Turned out, that the earl’s late father owed a debt to Mawr Diamond Industries. The documents that came with the letter held the deeds to multiple properties as well as bank shares, collateral for the late earl’s debt that Charles Hatchet was to receive back when the stipulation was fulfilled.
So, Uriah is dismissing the debt and giving the property back to Charles Hatchet?
It was unlike Uriah Mawr to forgive the debts. So, Drasko dug deeper.
Charles Hatchet wasn’t poor but by no means wealthy, spending more than he could afford, raking up more debts as he drank and partied his way through London high society.
He had a paramour, an opera singer. He had a secret child he’d fathered with her.
But nothing else indicated his importance to Uriah Mawr.
Drasko was reluctant to visit the man the next day. But such was the agreement—he was to fulfill the tasks himself.
Charles Hatchet was an amiable short man in his mid-twenties. His expression was slightly hostile when he received Drasko, undoubtedly, on account of his late father’s debt with the company.
“You are not…” He frowned, then his eyes widened at Drasko. “Wait, but you are! You are most definitely the Drasko Mawr!”
His flat smelled of wine and cheap cigars. The drawing room chair housed someone’s dress and stockings, a bottle of wine, and two empty glasses on the table. So much for a titled man.
Charles’s expression fell. “This must be something truly important if a man such as yourself shows up instead of sending an attorney.” Realization rendered his face with an ugly scowl.
“If you came to collect, I have nothing to offer you,” he said too sharply.
“If you came to blackmail or threaten, I assure you?—”
“I do not handle those sorts of things.

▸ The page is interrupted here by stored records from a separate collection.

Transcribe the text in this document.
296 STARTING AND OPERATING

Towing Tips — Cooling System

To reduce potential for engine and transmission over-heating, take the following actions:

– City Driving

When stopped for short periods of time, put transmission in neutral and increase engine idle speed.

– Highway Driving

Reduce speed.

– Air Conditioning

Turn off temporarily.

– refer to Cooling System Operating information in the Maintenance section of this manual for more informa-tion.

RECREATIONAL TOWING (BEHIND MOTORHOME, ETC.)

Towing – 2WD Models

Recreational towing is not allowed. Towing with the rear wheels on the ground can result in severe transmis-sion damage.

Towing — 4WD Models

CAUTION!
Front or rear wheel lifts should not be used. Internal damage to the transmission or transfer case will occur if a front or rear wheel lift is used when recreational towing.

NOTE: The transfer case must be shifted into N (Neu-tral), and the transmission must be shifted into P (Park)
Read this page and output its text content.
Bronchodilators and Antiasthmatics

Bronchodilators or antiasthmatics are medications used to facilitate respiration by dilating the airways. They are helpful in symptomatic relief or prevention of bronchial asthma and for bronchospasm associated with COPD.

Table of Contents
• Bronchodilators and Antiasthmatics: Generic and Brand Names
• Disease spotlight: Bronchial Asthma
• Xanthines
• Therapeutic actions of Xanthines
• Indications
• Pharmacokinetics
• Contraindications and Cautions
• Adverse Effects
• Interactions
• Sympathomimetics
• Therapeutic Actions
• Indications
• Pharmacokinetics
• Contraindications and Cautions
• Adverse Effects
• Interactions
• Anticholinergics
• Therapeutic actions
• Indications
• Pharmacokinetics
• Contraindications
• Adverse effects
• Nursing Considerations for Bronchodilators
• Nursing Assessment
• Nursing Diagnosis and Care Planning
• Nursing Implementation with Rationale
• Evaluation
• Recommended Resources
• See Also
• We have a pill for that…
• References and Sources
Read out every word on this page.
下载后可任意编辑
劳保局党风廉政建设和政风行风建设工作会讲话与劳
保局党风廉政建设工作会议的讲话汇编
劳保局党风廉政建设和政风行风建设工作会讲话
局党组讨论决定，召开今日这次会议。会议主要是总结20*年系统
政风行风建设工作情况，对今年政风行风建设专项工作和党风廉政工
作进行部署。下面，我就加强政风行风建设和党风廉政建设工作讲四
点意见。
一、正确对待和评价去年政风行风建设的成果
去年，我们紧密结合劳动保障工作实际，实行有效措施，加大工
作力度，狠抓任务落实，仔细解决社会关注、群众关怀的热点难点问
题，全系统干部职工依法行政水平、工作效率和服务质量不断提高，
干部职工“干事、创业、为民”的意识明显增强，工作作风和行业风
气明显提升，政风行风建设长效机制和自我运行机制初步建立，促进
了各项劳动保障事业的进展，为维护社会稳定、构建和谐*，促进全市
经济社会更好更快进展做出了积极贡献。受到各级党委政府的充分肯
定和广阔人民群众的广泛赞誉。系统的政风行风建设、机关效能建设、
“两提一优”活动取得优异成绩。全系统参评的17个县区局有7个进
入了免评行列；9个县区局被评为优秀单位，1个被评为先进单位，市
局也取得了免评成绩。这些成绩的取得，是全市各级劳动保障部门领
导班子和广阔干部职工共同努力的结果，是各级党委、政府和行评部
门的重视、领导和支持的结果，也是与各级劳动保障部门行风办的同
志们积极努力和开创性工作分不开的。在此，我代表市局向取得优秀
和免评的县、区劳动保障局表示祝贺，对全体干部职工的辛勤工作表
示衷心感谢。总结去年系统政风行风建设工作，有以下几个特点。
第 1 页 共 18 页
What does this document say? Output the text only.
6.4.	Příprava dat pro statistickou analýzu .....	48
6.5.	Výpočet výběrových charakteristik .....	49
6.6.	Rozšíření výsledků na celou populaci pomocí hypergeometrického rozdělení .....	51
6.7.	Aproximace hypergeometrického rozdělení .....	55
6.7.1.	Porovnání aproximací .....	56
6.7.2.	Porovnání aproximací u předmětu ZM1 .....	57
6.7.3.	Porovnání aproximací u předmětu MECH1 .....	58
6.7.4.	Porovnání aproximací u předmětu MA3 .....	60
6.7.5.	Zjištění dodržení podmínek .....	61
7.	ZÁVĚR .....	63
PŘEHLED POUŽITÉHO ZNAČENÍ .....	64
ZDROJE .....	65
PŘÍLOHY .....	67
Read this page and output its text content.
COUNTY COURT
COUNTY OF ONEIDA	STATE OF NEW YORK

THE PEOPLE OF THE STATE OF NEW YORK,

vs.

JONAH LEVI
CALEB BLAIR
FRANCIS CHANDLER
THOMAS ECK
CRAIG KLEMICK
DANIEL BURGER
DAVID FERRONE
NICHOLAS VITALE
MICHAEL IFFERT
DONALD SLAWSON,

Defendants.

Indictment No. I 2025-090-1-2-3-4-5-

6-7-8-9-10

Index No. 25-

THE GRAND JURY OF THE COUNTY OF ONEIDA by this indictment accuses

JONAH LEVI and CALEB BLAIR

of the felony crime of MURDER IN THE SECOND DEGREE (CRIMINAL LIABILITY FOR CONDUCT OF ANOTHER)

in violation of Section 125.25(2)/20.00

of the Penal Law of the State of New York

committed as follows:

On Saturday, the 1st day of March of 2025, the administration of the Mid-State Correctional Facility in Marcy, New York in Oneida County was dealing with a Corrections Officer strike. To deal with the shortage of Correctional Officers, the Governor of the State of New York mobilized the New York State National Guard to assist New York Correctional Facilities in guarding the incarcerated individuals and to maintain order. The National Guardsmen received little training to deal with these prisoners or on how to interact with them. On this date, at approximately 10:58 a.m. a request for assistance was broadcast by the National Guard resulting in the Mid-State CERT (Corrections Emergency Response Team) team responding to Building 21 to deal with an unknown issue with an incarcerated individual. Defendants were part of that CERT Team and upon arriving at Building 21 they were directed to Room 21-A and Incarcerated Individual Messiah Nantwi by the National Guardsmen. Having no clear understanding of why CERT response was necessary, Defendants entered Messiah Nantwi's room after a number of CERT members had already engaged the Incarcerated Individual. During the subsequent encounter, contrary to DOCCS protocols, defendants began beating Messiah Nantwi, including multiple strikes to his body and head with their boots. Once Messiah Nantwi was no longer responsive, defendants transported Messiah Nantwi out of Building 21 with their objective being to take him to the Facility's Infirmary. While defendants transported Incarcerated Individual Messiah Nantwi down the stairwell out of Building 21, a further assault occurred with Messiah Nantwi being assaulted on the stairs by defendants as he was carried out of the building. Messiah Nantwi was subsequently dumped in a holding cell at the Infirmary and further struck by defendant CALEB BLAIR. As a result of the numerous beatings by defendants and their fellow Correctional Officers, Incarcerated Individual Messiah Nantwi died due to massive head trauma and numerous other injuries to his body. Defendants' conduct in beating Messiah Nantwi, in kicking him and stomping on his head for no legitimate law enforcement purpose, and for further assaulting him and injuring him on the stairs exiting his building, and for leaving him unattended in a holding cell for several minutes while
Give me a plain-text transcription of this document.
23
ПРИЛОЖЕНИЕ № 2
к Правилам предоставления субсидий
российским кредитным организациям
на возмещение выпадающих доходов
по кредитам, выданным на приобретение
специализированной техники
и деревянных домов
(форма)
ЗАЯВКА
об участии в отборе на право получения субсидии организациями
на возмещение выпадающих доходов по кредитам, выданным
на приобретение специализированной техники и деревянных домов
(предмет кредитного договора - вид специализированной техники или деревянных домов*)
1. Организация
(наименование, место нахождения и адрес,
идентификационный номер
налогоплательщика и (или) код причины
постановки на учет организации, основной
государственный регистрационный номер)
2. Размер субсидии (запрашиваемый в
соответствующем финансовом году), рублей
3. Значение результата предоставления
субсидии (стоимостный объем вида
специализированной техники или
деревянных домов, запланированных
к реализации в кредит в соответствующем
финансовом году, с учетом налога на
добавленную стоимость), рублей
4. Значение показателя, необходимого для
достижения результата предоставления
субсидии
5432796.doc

Quite the opposite,” said Drasko indifferently and produced the documents sent in the letter.
Oh, the glee on the earl’s face when he read the agreement, the way his money-hungry eyes searched Drasko’s when he asked, “Do you have an idea of when I am to receive back the rights to my father’s estate?”
“No,” Drasko answered, not bothering to add the courteous “my lord.” “I suppose, I will see you soon.”
Drasko left, and for once, he, too, was utterly confused.